2. Após o nascimento, a Autora gozou o período de licença parental, tendo regressado ao trabalho em 05.07.2018, passando a gozar do direito à dispensa para amamentação.
3. Após o dia 23.11.2018, data em que o seu filho completou um ano de vida, a Autora não apresentou à Ré qualquer atestado médico, para efeito de dispensa de amamentação.
4. O processo disciplinar com vista ao despedimento da Autora foi instaurado em 26.09.2018.
5. A Ré enviou à Autora uma carta a suspendê-la de funções nesse dia 26.09.2018, carta essa que foi recepcionada pela Autora em 28.09.2018.
6. Em 18.10.2018, a Ré enviou à Autora a nota de culpa, da qual resulta ser intenção da Ré proceder ao seu despedimento com justa causa.
7. A Autora respondeu à nota de culpa em 08.11.2018, requerendo a inquirição de oito testemunhas.
8. As testemunhas arroladas pela Autora, na resposta à nota de culpa, foram ouvidas nos seguintes dias: 20, 21 e 23 de Novembro de 2018.
9. A diligência de inquirição de testemunhas, datada de 23.11.2018, foi acompanhada pela mandatária da Autora Dr.ª E… e as inquirições de testemunhas dos dias 20 e 21 foram acompanhadas pela mandatária da Autora Dr.ª F….
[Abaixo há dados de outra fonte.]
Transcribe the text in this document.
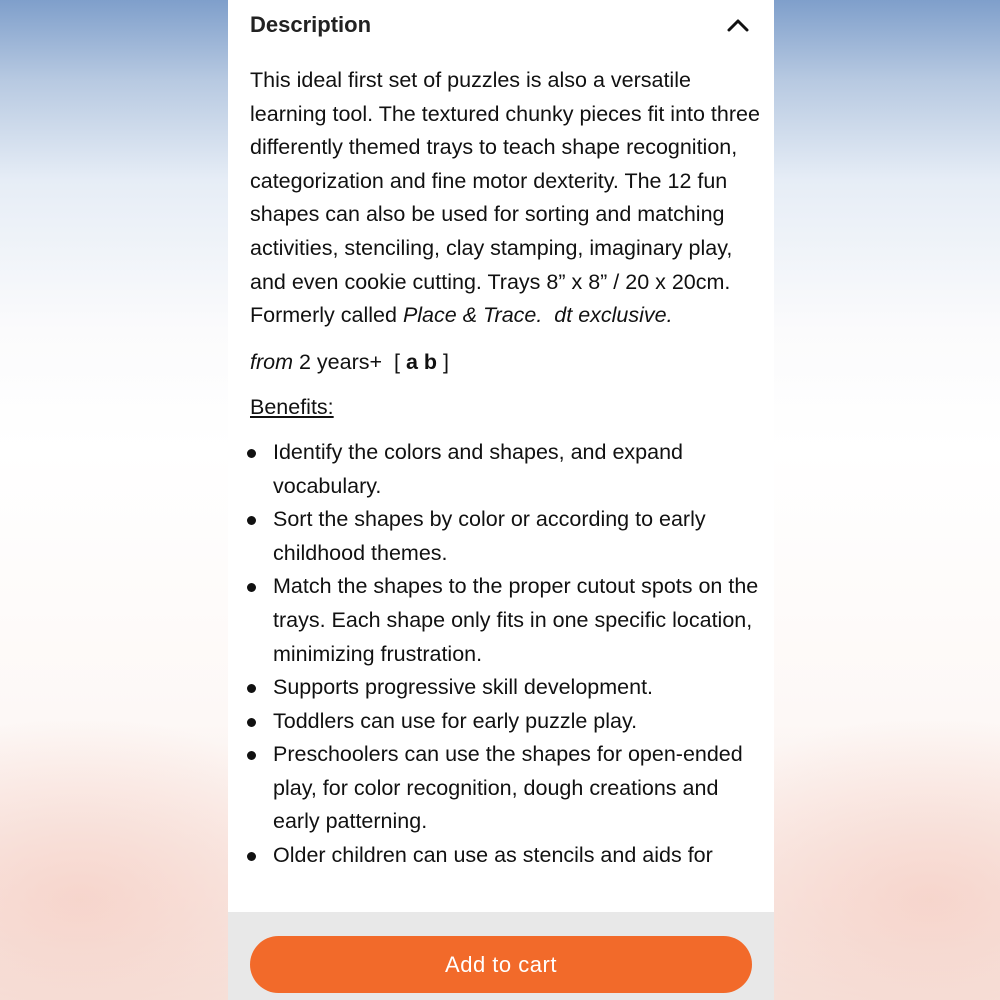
Description

This ideal first set of puzzles is also a versatile learning tool. The textured chunky pieces fit into three differently themed trays to teach shape recognition, categorization and fine motor dexterity. The 12 fun shapes can also be used for sorting and matching activities, stenciling, clay stamping, imaginary play, and even cookie cutting. Trays 8” x 8” / 20 x 20cm. Formerly called Place & Trace. dt exclusive.

from 2 years+  [ a b ]

Benefits:

Identify the colors and shapes, and expand vocabulary.
Sort the shapes by color or according to early childhood themes.
Match the shapes to the proper cutout spots on the trays. Each shape only fits in one specific location, minimizing frustration.
Supports progressive skill development.
Toddlers can use for early puzzle play.
Preschoolers can use the shapes for open-ended play, for color recognition, dough creations and early patterning.
Older children can use as stencils and aids for
Add to cart
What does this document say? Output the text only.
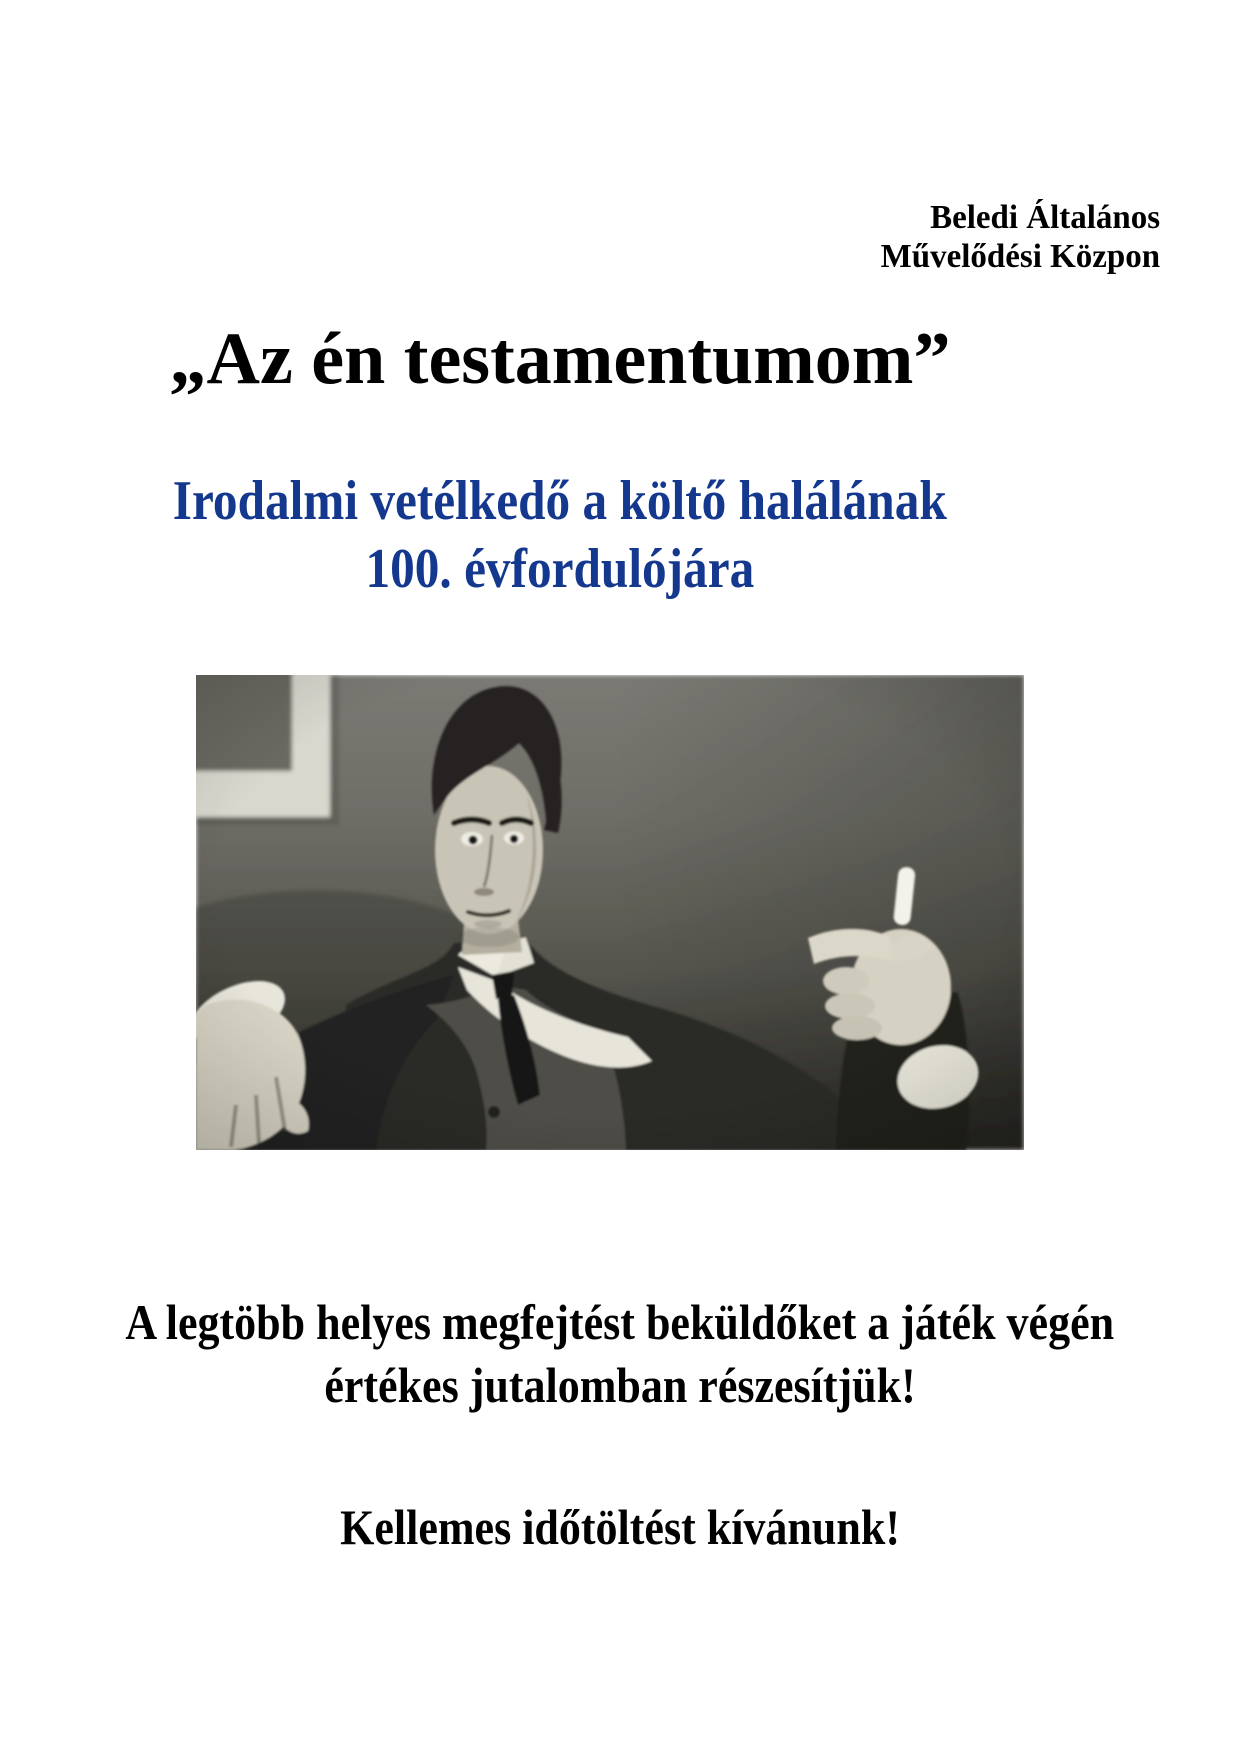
Beledi Általános
Művelődési Közpon
„Az én testamentumom”
Irodalmi vetélkedő a költő halálának
100. évfordulójára
A legtöbb helyes megfejtést beküldőket a játék végén
értékes jutalomban részesítjük!
Kellemes időtöltést kívánunk!
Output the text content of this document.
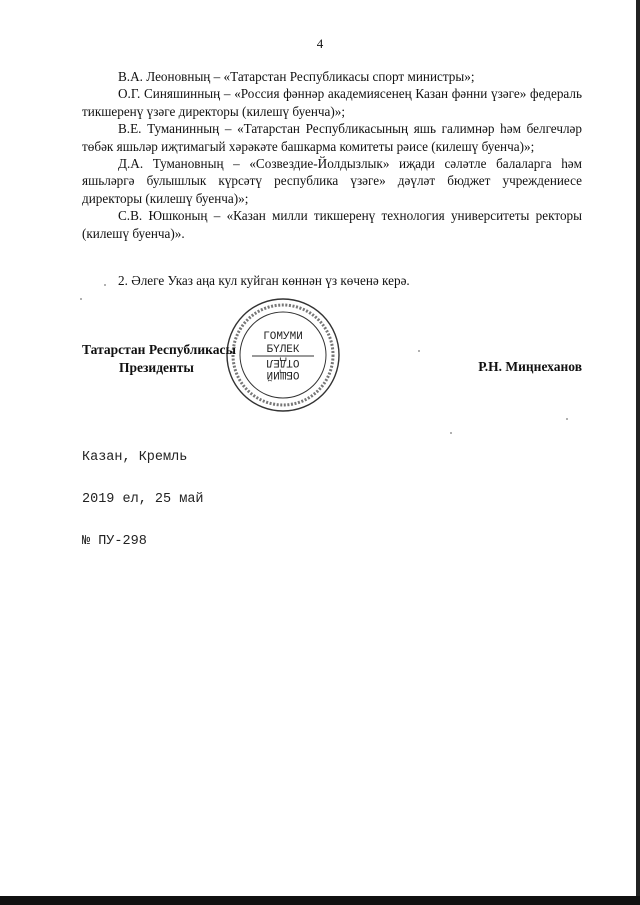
4

В.А. Леоновның – «Татарстан Республикасы спорт министры»;

О.Г. Синяшинның – «Россия фәннәр академиясенең Казан фәнни үзәге» федераль тикшеренү үзәге директоры (килешү буенча)»;

В.Е. Туманинның – «Татарстан Республикасының яшь галимнәр һәм белгечләр төбәк яшьләр иҗтимагый хәрәкәте башкарма комитеты рәисе (килешү буенча)»;

Д.А. Тумановның – «Созвездие-Йолдызлык» иҗади сәләтле балаларга һәм яшьләргә булышлык күрсәтү республика үзәге» дәүләт бюджет учреждениесе директоры (килешү буенча)»;

С.В. Юшконың – «Казан милли тикшеренү технология университеты ректоры (килешү буенча)».

2. Әлеге Указ аңа кул куйган көннән үз көченә керә.
ГОМУМИ
БҮЛЕК
ОТДЕЛ
ОБЩИЙ
Татарстан Республикасы
Президенты	Р.Н. Миңнеханов

Казан, Кремль

2019 ел, 25 май

№ ПУ-298
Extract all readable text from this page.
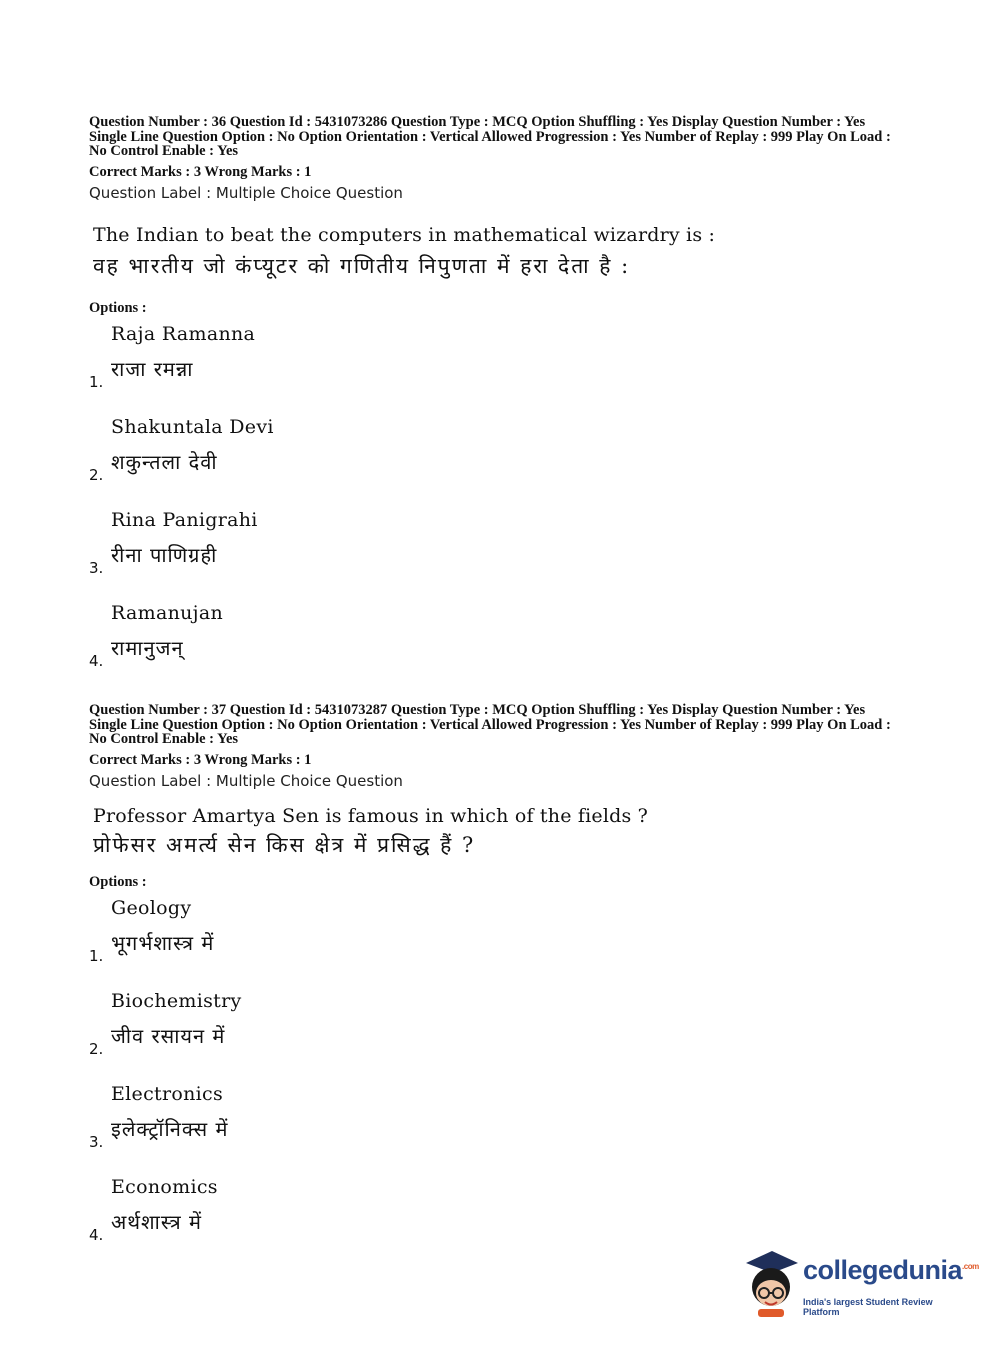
Question Number : 36 Question Id : 5431073286 Question Type : MCQ Option Shuffling : Yes Display Question Number : Yes
Single Line Question Option : No Option Orientation : Vertical Allowed Progression : Yes Number of Replay : 999 Play On Load :
No Control Enable : Yes
Correct Marks : 3 Wrong Marks : 1
Question Label : Multiple Choice Question
The Indian to beat the computers in mathematical wizardry is :
वह भारतीय जो कंप्यूटर को गणितीय निपुणता में हरा देता है :
Options :
Raja Ramanna
राजा रमन्ना
1.
Shakuntala Devi
शकुन्तला देवी
2.
Rina Panigrahi
रीना पाणिग्रही
3.
Ramanujan
रामानुजन्
4.
Question Number : 37 Question Id : 5431073287 Question Type : MCQ Option Shuffling : Yes Display Question Number : Yes
Single Line Question Option : No Option Orientation : Vertical Allowed Progression : Yes Number of Replay : 999 Play On Load :
No Control Enable : Yes
Correct Marks : 3 Wrong Marks : 1
Question Label : Multiple Choice Question
Professor Amartya Sen is famous in which of the fields ?
प्रोफेसर अमर्त्य सेन किस क्षेत्र में प्रसिद्ध हैं ?
Options :
Geology
भूगर्भशास्त्र में
1.
Biochemistry
जीव रसायन में
2.
Electronics
इलेक्ट्रॉनिक्स में
3.
Economics
अर्थशास्त्र में
4.
collegedunia$^{.com}$
India's largest Student Review Platform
10. Por email enviado em 26.11.2018, a mandatária da Autora comunica à instrutora do processo disciplinar que prescinde da inquirição das demais quatro testemunhas arroladas na resposta à nota de culpa.
11. O último acto de instrução foi realizado no dia 23.11.2018.
12. A Ré não solicitou à CITE o parecer a que alude o artigo 63º do CT.
13. A decisão de despedimento está datada de 30.11.2018 e a carta de comunicação de tal decisão foi recepcionada pela Autora em 03.12.2018.
Em face do que consta do facto 10 adita-se o seguinte:
14. O teor do email referido em 10 é o seguinte: “Sou a informar que a arguida prescinde das quatro testemunhas arroladas e que não foram ainda ouvidas em sede de processo disciplinar”.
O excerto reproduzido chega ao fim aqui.